Now, the second-half numbers we’re comparing here are a much smaller sample of games – eight or nine, compared to the 19 from the first half – but that should lower our expectations of how much they’ve improved, rather than making us wonder whether they’ve actually improved or not at all.

Wirtz, Eiktike, and Simons are all up significantly in almost every metric — and they’ve all played a lot of minutes so far in the second half. Sesko’s passing numbers have all dropped, but his shooting production has been astronomical at 90 since midway through the season.

However, he has started just two league matches this year, missing out on playing time under Manchester United interim manager Michael Carrick. But in his past four league games, totaling around 90 minutes, he has scored three goals and attempted seven shots. There’s still a lot to work with – Cisco is still only 22 years old.

Meanwhile, Woltemade is the only clear violator of the positive trend: his previously meager passing numbers are up, but he has yet to score in the second half, and his xG production is down 76%. These are all the shots he made in the second half of the season:

With Gyokeres, it’s less clear. After making Tottenham’s defenders look like they were playing Boavista on Sunday, he scored twice as many goals per 90 minutes in the second half of the season as in the first, but his xG production fell by 36%, his touches in the opposition penalty area fell at almost the same rate, and his shots per 90 fell by more than 20%.

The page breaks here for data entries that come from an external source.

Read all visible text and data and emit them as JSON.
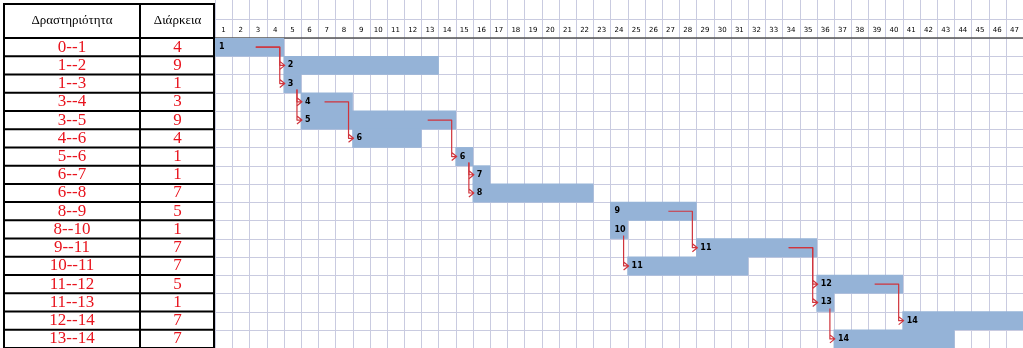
{
  "chart_data": {
    "type": "bar",
    "orientation": "horizontal",
    "ylabel": "Δραστηριότητα",
    "categories": [
      "0--1",
      "1--2",
      "1--3",
      "3--4",
      "3--5",
      "4--6",
      "5--6",
      "6--7",
      "6--8",
      "8--9",
      "8--10",
      "9--11",
      "10--11",
      "11--12",
      "11--13",
      "12--14",
      "13--14"
    ],
    "base": [
      0,
      4,
      4,
      5,
      5,
      8,
      14,
      15,
      15,
      23,
      23,
      28,
      24,
      35,
      35,
      40,
      36
    ],
    "values": [
      4,
      9,
      1,
      3,
      9,
      4,
      1,
      1,
      7,
      5,
      1,
      7,
      7,
      5,
      1,
      7,
      7
    ],
    "value_labels": [
      "4",
      "9",
      "1",
      "3",
      "9",
      "4",
      "1",
      "1",
      "7",
      "5",
      "1",
      "7",
      "7",
      "5",
      "1",
      "7",
      "7"
    ],
    "color": "#95b3d7",
    "xlim": [
      0,
      47
    ],
    "xticks": [
      {
        "value": 0.5,
        "label": "1"
      },
      {
        "value": 1.5,
        "label": "2"
      },
      {
        "value": 2.5,
        "label": "3"
      },
      {
        "value": 3.5,
        "label": "4"
      },
      {
        "value": 4.5,
        "label": "5"
      },
      {
        "value": 5.5,
        "label": "6"
      },
      {
        "value": 6.5,
        "label": "7"
      },
      {
        "value": 7.5,
        "label": "8"
      },
      {
        "value": 8.5,
        "label": "9"
      },
      {
        "value": 9.5,
        "label": "10"
      },
      {
        "value": 10.5,
        "label": "11"
      },
      {
        "value": 11.5,
        "label": "12"
      },
      {
        "value": 12.5,
        "label": "13"
      },
      {
        "value": 13.5,
        "label": "14"
      },
      {
        "value": 14.5,
        "label": "15"
      },
      {
        "value": 15.5,
        "label": "16"
      },
      {
        "value": 16.5,
        "label": "17"
      },
      {
        "value": 17.5,
        "label": "18"
      },
      {
        "value": 18.5,
        "label": "19"
      },
      {
        "value": 19.5,
        "label": "20"
      },
      {
        "value": 20.5,
        "label": "21"
      },
      {
        "value": 21.5,
        "label": "22"
      },
      {
        "value": 22.5,
        "label": "23"
      },
      {
        "value": 23.5,
        "label": "24"
      },
      {
        "value": 24.5,
        "label": "25"
      },
      {
        "value": 25.5,
        "label": "26"
      },
      {
        "value": 26.5,
        "label": "27"
      },
      {
        "value": 27.5,
        "label": "28"
      },
      {
        "value": 28.5,
        "label": "29"
      },
      {
        "value": 29.5,
        "label": "30"
      },
      {
        "value": 30.5,
        "label": "31"
      },
      {
        "value": 31.5,
        "label": "32"
      },
      {
        "value": 32.5,
        "label": "33"
      },
      {
        "value": 33.5,
        "label": "34"
      },
      {
        "value": 34.5,
        "label": "35"
      },
      {
        "value": 35.5,
        "label": "36"
      },
      {
        "value": 36.5,
        "label": "37"
      },
      {
        "value": 37.5,
        "label": "38"
      },
      {
        "value": 38.5,
        "label": "39"
      },
      {
        "value": 39.5,
        "label": "40"
      },
      {
        "value": 40.5,
        "label": "41"
      },
      {
        "value": 41.5,
        "label": "42"
      },
      {
        "value": 42.5,
        "label": "43"
      },
      {
        "value": 43.5,
        "label": "44"
      },
      {
        "value": 44.5,
        "label": "45"
      },
      {
        "value": 45.5,
        "label": "46"
      },
      {
        "value": 46.5,
        "label": "47"
      }
    ],
    "grid": true,
    "annotations": [
      "Διάρκεια",
      {
        "text": "1",
        "x": 0,
        "y": "0--1"
      },
      {
        "text": "2",
        "x": 4,
        "y": "1--2"
      },
      {
        "text": "3",
        "x": 4,
        "y": "1--3"
      },
      {
        "text": "4",
        "x": 5,
        "y": "3--4"
      },
      {
        "text": "5",
        "x": 5,
        "y": "3--5"
      },
      {
        "text": "6",
        "x": 8,
        "y": "4--6"
      },
      {
        "text": "6",
        "x": 14,
        "y": "5--6"
      },
      {
        "text": "7",
        "x": 15,
        "y": "6--7"
      },
      {
        "text": "8",
        "x": 15,
        "y": "6--8"
      },
      {
        "text": "9",
        "x": 23,
        "y": "8--9"
      },
      {
        "text": "10",
        "x": 23,
        "y": "8--10"
      },
      {
        "text": "11",
        "x": 28,
        "y": "9--11"
      },
      {
        "text": "11",
        "x": 24,
        "y": "10--11"
      },
      {
        "text": "12",
        "x": 35,
        "y": "11--12"
      },
      {
        "text": "13",
        "x": 35,
        "y": "11--13"
      },
      {
        "text": "14",
        "x": 40,
        "y": "12--14"
      },
      {
        "text": "14",
        "x": 36,
        "y": "13--14"
      }
    ]
  }
}
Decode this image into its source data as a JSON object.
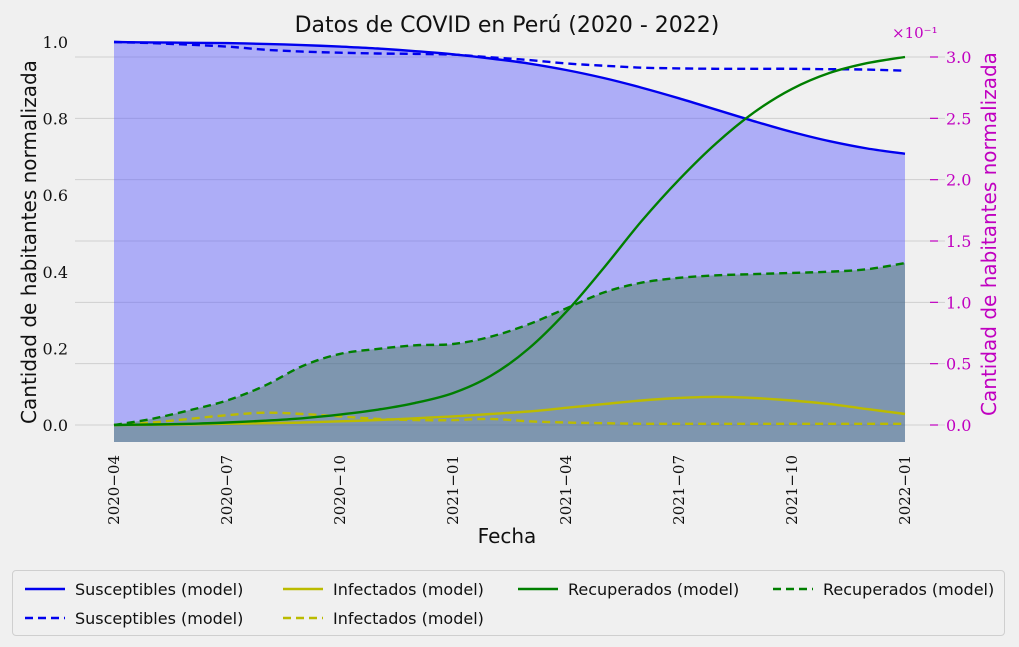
{
  "chart_data": {
    "type": "line",
    "title": "Datos de COVID en Perú (2020 - 2022)",
    "xlabel": "Fecha",
    "ylabel_left": "Cantidad de habitantes normalizada",
    "ylabel_right": "Cantidad de habitantes normalizada",
    "right_axis_multiplier": "×10⁻¹",
    "x_ticks": [
      "2020−04",
      "2020−07",
      "2020−10",
      "2021−01",
      "2021−04",
      "2021−07",
      "2021−10",
      "2022−01"
    ],
    "x_range": [
      "2020-04",
      "2022-01"
    ],
    "ylim_left": [
      0.0,
      1.0
    ],
    "y_ticks_left": [
      "0.0",
      "0.2",
      "0.4",
      "0.6",
      "0.8",
      "1.0"
    ],
    "ylim_right": [
      0.0,
      3.0
    ],
    "y_ticks_right": [
      "0.0",
      "0.5",
      "1.0",
      "1.5",
      "2.0",
      "2.5",
      "3.0"
    ],
    "grid": true,
    "legend_position": "bottom",
    "x": [
      "2020-04",
      "2020-05",
      "2020-06",
      "2020-07",
      "2020-08",
      "2020-09",
      "2020-10",
      "2020-11",
      "2020-12",
      "2021-01",
      "2021-02",
      "2021-03",
      "2021-04",
      "2021-05",
      "2021-06",
      "2021-07",
      "2021-08",
      "2021-09",
      "2021-10",
      "2021-11",
      "2021-12",
      "2022-01"
    ],
    "series": [
      {
        "name": "Susceptibles (model)",
        "axis": "left",
        "color": "#0000ee",
        "style": "solid",
        "fill": true,
        "values": [
          1.0,
          0.999,
          0.998,
          0.997,
          0.995,
          0.992,
          0.988,
          0.983,
          0.976,
          0.968,
          0.957,
          0.944,
          0.927,
          0.906,
          0.881,
          0.853,
          0.823,
          0.793,
          0.765,
          0.741,
          0.722,
          0.708
        ]
      },
      {
        "name": "Susceptibles (model)",
        "axis": "left",
        "color": "#0000ee",
        "style": "dashed",
        "values": [
          1.0,
          0.997,
          0.993,
          0.988,
          0.98,
          0.975,
          0.972,
          0.97,
          0.969,
          0.967,
          0.96,
          0.953,
          0.944,
          0.938,
          0.933,
          0.931,
          0.93,
          0.93,
          0.93,
          0.929,
          0.928,
          0.925
        ]
      },
      {
        "name": "Infectados (model)",
        "axis": "right",
        "color": "#bbbb00",
        "style": "solid",
        "values": [
          0.0,
          0.002,
          0.005,
          0.01,
          0.015,
          0.02,
          0.03,
          0.04,
          0.055,
          0.07,
          0.09,
          0.11,
          0.14,
          0.17,
          0.2,
          0.22,
          0.23,
          0.22,
          0.2,
          0.17,
          0.13,
          0.09
        ]
      },
      {
        "name": "Infectados (model)",
        "axis": "right",
        "color": "#bbbb00",
        "style": "dashed",
        "values": [
          0.0,
          0.02,
          0.05,
          0.08,
          0.1,
          0.09,
          0.07,
          0.05,
          0.04,
          0.04,
          0.05,
          0.03,
          0.02,
          0.015,
          0.01,
          0.01,
          0.01,
          0.01,
          0.01,
          0.01,
          0.01,
          0.01
        ]
      },
      {
        "name": "Recuperados (model)",
        "axis": "right",
        "color": "#007f00",
        "style": "solid",
        "values": [
          0.0,
          0.004,
          0.01,
          0.02,
          0.035,
          0.055,
          0.085,
          0.125,
          0.18,
          0.26,
          0.4,
          0.62,
          0.92,
          1.28,
          1.66,
          2.0,
          2.3,
          2.55,
          2.74,
          2.87,
          2.95,
          3.0
        ]
      },
      {
        "name": "Recuperados (model)",
        "axis": "right",
        "color": "#007f00",
        "style": "dashed",
        "fill": true,
        "values": [
          0.0,
          0.05,
          0.12,
          0.2,
          0.32,
          0.48,
          0.58,
          0.62,
          0.65,
          0.66,
          0.72,
          0.82,
          0.95,
          1.08,
          1.16,
          1.2,
          1.22,
          1.23,
          1.24,
          1.25,
          1.27,
          1.32
        ]
      }
    ]
  },
  "legend": {
    "items": [
      {
        "label": "Susceptibles (model)",
        "color": "#0000ee",
        "style": "solid"
      },
      {
        "label": "Susceptibles (model)",
        "color": "#0000ee",
        "style": "dashed"
      },
      {
        "label": "Infectados (model)",
        "color": "#bbbb00",
        "style": "solid"
      },
      {
        "label": "Infectados (model)",
        "color": "#bbbb00",
        "style": "dashed"
      },
      {
        "label": "Recuperados (model)",
        "color": "#007f00",
        "style": "solid"
      },
      {
        "label": "Recuperados (model)",
        "color": "#007f00",
        "style": "dashed"
      }
    ]
  }
}
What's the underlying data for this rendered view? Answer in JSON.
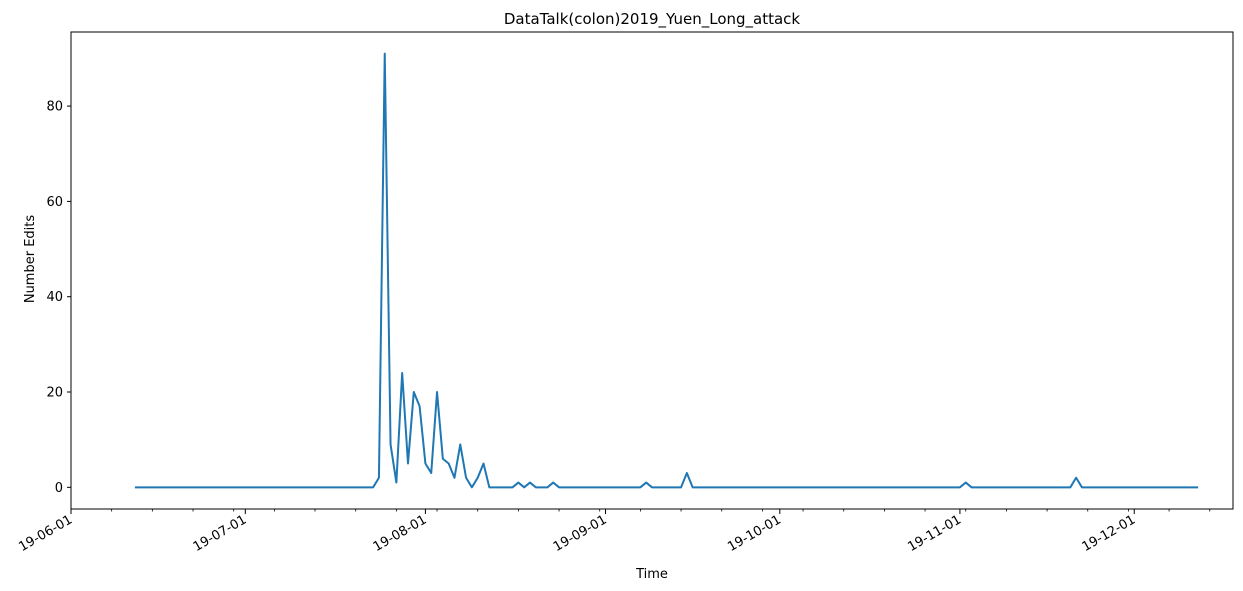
{
  "chart_data": {
    "type": "line",
    "title": "DataTalk(colon)2019_Yuen_Long_attack",
    "xlabel": "Time",
    "ylabel": "Number Edits",
    "x_axis": {
      "kind": "date",
      "range": [
        "2019-06-01",
        "2019-12-18"
      ],
      "major_ticks": [
        "2019-06-01",
        "2019-07-01",
        "2019-08-01",
        "2019-09-01",
        "2019-10-01",
        "2019-11-01",
        "2019-12-01"
      ],
      "major_tick_labels": [
        "19-06-01",
        "19-07-01",
        "19-08-01",
        "19-09-01",
        "19-10-01",
        "19-11-01",
        "19-12-01"
      ],
      "minor_ticks": "weekly"
    },
    "y_axis": {
      "range": [
        -4.55,
        95.55
      ],
      "ticks": [
        0,
        20,
        40,
        60,
        80
      ]
    },
    "grid": false,
    "legend": "none",
    "color": "#1f77b4",
    "series": [
      {
        "points": [
          [
            "2019-06-12",
            0
          ],
          [
            "2019-07-23",
            0
          ],
          [
            "2019-07-24",
            2
          ],
          [
            "2019-07-25",
            91
          ],
          [
            "2019-07-26",
            9
          ],
          [
            "2019-07-27",
            1
          ],
          [
            "2019-07-28",
            24
          ],
          [
            "2019-07-29",
            5
          ],
          [
            "2019-07-30",
            20
          ],
          [
            "2019-07-31",
            17
          ],
          [
            "2019-08-01",
            5
          ],
          [
            "2019-08-02",
            3
          ],
          [
            "2019-08-03",
            20
          ],
          [
            "2019-08-04",
            6
          ],
          [
            "2019-08-05",
            5
          ],
          [
            "2019-08-06",
            2
          ],
          [
            "2019-08-07",
            9
          ],
          [
            "2019-08-08",
            2
          ],
          [
            "2019-08-09",
            0
          ],
          [
            "2019-08-10",
            2
          ],
          [
            "2019-08-11",
            5
          ],
          [
            "2019-08-12",
            0
          ],
          [
            "2019-08-15",
            0
          ],
          [
            "2019-08-16",
            0
          ],
          [
            "2019-08-17",
            1
          ],
          [
            "2019-08-18",
            0
          ],
          [
            "2019-08-19",
            1
          ],
          [
            "2019-08-20",
            0
          ],
          [
            "2019-08-22",
            0
          ],
          [
            "2019-08-23",
            1
          ],
          [
            "2019-08-24",
            0
          ],
          [
            "2019-09-07",
            0
          ],
          [
            "2019-09-08",
            1
          ],
          [
            "2019-09-09",
            0
          ],
          [
            "2019-09-14",
            0
          ],
          [
            "2019-09-15",
            3
          ],
          [
            "2019-09-16",
            0
          ],
          [
            "2019-11-01",
            0
          ],
          [
            "2019-11-02",
            1
          ],
          [
            "2019-11-03",
            0
          ],
          [
            "2019-11-20",
            0
          ],
          [
            "2019-11-21",
            2
          ],
          [
            "2019-11-22",
            0
          ],
          [
            "2019-12-12",
            0
          ]
        ]
      }
    ]
  }
}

Maybe Arsenal want him to be on the ball in the box less because it means he makes more runs into space as we saw him do with Sporting Lisbon? It hasn’t really proven itself beyond the game we just saw.

Most players will not be like Erling Haaland or Mohamed Salah and will dominate the league from the day they emerge. As we have seen so far this season – and as we have seen over the past decade – we must be more patient with players joining from different leagues. There really does seem to be a ‘bed-in’, ‘settle-in’ or ‘(insert cliche of choice)-in’ period for strikers who join the Premier League from other countries.

However, based on historical numbers, it is not as if we should expect everyone To improve at the 5% or 6% rates we specified earlier. No, we would have expected slightly more of the Premier League’s new attacking signings to show improvement in the second half of the season than they did not. We expected some to improve more from baseline, and some to decline more.

We have to give these players more time to adapt, yes, but that doesn’t mean it will always pay off.